Sending Hierarchical Data

This approach was seriously considered. It would involve creating a new tree-like data structure that more closely resembles the original tree of exceptions. It would have been placed on either a new exception_group interface, or added to the existing contexts or extra collections.

Pros:

• The event would contain a more direct representation of the exception data.
• Less work for the SDKs.

Cons:

• Much of the server-side processing would have to be reconsidered, including relay, symbolication, and trimming.
• It would not be backwards compatible, without duplicating significant data into the exceptions list anyway.

Sending One Exception Chain Only

This approach would involve not capturing the entire exception group, but trying to determine which top-level exception was worth capturing, from within the SDK.

Pros:

• Fully compatible with existing Sentry, without any changes to grouping rules or UI.
• Fully backwards compatible as well.

Cons:

• Potential to lose a lot of useful data.
• Misrepresents the exception that was actually raised.
• Loses track of the actual location in source code where the exception group was raised.

Splitting Events in the SDK

This approach would involve the SDK sending multiple separate events for each top-level exception in an exception group.

Pros:

• All exceptions would come through at once.
• No server-side processing would need to be performed.

Cons:

• Too much duplicate date is sent from the SDK at run time.
• It can quickly exceed the SDKs internal maximum queue length.
• It can trigger rate limits and spike-protection mechanisms.

Splitting Events in Relay

This approach would involve the SDK sending one event containing the exception group, and relying on Sentry Relay to split out top-level exceptions into separate events. It would require the creation of a new exception_group interface, placed directly on the incoming event.

Pros:

• One event sent from the SDK, so none of the cons involved with splitting in the SDK.

Cons:

• Could be very CPU intensive.
• Too much business logic.
• Could back up overall ingestion throughput.
• Would not be backwards compatible with the existing event schema.

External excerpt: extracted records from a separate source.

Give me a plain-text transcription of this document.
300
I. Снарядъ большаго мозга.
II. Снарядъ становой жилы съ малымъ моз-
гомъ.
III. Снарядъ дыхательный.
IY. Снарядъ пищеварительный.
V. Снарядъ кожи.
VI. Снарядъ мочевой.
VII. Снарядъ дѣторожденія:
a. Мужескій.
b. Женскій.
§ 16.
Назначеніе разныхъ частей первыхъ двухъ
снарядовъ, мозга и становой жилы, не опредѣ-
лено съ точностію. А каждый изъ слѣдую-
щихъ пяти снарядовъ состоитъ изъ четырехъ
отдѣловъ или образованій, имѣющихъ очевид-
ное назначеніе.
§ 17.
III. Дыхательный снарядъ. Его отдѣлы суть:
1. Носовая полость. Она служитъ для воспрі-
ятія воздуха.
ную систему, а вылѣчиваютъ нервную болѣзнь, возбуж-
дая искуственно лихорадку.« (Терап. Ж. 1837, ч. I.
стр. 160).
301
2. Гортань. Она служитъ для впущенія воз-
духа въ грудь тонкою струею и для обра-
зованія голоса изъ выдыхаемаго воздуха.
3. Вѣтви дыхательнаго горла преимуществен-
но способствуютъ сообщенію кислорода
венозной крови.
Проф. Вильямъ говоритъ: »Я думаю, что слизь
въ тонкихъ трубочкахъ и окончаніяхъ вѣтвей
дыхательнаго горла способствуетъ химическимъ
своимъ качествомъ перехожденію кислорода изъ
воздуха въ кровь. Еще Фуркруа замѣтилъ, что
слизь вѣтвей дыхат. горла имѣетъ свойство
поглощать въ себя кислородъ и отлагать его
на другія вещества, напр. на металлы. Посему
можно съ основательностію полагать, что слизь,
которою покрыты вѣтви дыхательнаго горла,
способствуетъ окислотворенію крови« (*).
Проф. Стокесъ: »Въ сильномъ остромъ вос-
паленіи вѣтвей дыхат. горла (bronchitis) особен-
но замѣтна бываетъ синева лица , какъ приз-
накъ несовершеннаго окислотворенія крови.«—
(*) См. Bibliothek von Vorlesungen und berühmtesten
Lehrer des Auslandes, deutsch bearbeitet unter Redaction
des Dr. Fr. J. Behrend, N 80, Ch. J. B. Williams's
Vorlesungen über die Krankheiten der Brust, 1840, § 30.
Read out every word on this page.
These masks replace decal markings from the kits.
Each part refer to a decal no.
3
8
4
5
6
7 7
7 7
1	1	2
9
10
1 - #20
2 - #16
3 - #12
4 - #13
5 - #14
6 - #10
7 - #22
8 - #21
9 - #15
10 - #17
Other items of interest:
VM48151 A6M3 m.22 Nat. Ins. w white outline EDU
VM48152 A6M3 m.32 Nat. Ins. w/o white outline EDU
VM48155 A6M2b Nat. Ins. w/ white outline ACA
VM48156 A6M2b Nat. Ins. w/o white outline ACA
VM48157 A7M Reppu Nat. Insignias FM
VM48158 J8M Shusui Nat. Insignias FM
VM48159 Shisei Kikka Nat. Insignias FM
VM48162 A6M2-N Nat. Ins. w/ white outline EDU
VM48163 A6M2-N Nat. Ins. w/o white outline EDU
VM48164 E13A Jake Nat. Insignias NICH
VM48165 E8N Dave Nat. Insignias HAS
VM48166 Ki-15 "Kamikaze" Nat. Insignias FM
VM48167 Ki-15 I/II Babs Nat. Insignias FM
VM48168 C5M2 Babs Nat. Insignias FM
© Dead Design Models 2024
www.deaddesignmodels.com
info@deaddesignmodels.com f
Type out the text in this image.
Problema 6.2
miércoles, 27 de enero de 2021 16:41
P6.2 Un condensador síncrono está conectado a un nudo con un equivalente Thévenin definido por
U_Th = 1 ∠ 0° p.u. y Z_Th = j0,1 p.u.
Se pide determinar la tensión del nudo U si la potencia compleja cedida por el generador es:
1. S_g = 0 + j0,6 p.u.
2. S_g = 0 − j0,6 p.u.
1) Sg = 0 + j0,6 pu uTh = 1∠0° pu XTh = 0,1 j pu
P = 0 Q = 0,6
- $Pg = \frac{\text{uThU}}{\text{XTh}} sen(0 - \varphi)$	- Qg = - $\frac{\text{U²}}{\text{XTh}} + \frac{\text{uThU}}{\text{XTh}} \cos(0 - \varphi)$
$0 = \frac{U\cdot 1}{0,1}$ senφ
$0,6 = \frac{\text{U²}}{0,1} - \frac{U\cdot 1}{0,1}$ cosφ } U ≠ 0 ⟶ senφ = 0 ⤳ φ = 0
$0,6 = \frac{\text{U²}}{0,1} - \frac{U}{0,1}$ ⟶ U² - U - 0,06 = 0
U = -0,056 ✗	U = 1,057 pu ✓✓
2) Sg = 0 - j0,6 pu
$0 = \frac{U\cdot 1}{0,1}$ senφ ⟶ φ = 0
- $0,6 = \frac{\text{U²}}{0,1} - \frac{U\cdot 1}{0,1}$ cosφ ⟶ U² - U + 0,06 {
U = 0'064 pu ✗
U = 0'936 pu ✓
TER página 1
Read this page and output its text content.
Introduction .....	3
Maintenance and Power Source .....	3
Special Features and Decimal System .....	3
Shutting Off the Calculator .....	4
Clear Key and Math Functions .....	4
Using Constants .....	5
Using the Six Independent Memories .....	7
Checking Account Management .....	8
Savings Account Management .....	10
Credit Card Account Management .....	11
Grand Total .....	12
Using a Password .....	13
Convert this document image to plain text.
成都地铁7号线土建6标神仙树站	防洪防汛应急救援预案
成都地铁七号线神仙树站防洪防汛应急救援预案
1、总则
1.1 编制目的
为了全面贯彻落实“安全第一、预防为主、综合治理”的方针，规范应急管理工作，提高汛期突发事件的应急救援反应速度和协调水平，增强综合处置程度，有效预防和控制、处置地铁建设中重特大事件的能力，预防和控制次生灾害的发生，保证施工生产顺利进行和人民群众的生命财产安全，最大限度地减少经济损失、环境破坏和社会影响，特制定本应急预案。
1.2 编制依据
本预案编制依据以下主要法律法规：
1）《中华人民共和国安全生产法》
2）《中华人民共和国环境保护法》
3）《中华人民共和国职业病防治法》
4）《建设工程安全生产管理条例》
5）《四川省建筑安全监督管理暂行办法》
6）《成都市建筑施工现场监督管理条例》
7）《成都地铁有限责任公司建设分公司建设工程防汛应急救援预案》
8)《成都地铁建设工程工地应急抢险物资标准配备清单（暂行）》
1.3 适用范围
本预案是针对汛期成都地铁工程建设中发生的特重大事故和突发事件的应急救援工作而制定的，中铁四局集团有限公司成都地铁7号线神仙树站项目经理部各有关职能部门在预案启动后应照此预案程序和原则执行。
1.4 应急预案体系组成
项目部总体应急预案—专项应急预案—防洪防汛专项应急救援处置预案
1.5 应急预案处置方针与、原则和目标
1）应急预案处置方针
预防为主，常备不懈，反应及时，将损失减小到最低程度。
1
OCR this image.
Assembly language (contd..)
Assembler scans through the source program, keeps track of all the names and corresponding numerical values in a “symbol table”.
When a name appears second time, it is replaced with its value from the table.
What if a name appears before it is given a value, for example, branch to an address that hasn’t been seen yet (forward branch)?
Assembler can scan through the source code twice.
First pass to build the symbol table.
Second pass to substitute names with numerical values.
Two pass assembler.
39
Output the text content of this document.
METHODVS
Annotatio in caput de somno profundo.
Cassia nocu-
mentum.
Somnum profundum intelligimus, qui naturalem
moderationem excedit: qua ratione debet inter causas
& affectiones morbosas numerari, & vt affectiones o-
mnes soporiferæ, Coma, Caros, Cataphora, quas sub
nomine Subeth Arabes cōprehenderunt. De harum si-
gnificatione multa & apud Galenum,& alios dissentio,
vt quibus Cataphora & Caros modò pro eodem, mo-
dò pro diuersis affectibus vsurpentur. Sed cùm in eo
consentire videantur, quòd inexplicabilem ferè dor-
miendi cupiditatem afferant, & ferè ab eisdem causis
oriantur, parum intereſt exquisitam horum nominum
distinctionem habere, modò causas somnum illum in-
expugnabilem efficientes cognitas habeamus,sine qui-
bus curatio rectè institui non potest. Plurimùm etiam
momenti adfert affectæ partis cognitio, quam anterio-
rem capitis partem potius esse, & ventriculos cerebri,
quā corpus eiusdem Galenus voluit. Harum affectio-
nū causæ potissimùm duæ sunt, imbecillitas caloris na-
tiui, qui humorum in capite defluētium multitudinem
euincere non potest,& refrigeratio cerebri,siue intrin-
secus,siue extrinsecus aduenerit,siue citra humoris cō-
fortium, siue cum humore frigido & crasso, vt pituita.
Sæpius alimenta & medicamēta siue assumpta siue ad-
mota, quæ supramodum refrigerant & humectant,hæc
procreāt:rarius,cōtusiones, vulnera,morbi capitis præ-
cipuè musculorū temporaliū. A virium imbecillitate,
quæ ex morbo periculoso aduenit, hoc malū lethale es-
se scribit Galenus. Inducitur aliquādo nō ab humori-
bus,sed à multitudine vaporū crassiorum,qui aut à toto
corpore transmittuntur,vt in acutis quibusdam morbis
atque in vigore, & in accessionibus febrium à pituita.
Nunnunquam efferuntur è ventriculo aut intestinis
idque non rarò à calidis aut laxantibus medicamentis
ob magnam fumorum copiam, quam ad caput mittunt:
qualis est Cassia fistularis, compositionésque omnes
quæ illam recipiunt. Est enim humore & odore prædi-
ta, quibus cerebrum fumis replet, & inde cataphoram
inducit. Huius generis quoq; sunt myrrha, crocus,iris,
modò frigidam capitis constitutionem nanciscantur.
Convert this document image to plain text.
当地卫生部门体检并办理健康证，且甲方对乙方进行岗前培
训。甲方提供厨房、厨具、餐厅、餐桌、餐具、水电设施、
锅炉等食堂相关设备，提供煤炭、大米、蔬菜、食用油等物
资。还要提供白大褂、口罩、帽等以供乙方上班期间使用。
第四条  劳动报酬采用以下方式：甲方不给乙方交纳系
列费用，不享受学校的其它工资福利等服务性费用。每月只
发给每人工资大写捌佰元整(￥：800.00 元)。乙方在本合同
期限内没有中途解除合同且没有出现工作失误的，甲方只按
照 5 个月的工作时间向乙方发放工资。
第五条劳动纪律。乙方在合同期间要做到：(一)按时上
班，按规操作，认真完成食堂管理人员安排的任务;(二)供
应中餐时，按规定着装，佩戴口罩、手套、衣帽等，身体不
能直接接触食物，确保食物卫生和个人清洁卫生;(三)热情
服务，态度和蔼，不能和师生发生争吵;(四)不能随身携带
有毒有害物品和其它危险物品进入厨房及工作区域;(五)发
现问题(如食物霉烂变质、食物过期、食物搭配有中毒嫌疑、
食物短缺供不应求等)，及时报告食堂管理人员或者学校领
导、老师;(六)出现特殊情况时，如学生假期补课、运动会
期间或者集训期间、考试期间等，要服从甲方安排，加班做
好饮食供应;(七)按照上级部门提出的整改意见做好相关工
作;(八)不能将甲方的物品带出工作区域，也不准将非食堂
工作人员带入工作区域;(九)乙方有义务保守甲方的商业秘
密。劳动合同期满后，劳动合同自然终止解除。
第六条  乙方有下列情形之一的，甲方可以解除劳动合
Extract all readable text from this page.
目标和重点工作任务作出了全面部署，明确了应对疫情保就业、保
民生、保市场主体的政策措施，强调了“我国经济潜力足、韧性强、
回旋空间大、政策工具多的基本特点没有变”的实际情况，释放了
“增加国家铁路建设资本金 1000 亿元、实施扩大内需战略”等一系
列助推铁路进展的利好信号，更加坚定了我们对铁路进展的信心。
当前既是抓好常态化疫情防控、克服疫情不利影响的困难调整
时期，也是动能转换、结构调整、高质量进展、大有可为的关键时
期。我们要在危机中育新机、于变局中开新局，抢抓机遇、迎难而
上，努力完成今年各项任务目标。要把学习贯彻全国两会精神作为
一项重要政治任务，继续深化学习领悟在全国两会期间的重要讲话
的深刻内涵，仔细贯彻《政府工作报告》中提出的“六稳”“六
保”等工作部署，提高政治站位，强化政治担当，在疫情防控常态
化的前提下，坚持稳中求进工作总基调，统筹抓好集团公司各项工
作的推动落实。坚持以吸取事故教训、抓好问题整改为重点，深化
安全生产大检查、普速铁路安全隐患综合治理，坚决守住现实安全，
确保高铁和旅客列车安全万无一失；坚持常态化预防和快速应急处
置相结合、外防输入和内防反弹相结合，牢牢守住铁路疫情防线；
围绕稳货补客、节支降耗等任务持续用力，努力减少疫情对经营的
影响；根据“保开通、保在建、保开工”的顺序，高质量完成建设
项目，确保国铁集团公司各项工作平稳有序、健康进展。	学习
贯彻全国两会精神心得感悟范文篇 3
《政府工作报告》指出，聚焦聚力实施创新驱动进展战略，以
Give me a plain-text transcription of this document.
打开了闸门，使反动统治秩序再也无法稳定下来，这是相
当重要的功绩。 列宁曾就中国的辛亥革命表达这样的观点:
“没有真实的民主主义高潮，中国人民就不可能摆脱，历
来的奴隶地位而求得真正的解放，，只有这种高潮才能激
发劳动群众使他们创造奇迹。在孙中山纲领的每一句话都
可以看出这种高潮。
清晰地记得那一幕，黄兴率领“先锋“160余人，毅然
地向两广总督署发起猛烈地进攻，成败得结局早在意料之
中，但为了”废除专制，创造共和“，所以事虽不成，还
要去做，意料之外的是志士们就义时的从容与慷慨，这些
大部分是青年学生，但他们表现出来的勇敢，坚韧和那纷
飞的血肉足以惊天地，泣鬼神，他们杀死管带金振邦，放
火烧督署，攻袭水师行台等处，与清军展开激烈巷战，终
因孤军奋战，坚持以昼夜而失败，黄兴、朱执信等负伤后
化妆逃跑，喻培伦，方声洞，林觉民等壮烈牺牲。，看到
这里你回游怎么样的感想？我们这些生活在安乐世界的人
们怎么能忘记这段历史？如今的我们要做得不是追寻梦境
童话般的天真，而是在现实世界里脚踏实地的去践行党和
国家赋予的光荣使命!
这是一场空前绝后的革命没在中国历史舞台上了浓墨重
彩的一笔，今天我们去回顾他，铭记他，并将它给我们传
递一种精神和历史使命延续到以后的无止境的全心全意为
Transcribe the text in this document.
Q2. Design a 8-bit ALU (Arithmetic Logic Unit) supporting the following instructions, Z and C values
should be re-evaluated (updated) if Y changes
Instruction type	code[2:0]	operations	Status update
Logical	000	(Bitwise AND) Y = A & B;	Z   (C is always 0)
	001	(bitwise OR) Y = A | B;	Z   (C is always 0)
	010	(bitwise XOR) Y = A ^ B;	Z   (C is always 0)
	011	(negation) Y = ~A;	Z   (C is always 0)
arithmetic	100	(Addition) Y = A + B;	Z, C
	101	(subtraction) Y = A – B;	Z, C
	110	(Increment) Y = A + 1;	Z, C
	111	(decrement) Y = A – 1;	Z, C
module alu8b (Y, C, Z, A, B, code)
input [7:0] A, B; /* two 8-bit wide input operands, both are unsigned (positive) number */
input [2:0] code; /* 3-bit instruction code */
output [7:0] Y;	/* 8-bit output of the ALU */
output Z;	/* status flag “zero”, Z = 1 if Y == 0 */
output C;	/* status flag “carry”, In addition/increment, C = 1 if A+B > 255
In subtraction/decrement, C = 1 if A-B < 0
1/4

Using Synthetic Exceptions

This approach would set mechanism.synthetic:true on exception groups types, to attempt to keep them from being considered during issue grouping.

Pros:

• If it worked, issue grouping would need less adjustment.

Cons:

• It doesn't work for this use case.
  • Title of issue would be incorrect, referring to the first in-app frame of the exception group.
  • Issue grouping would be incorrect, including details of the exception group.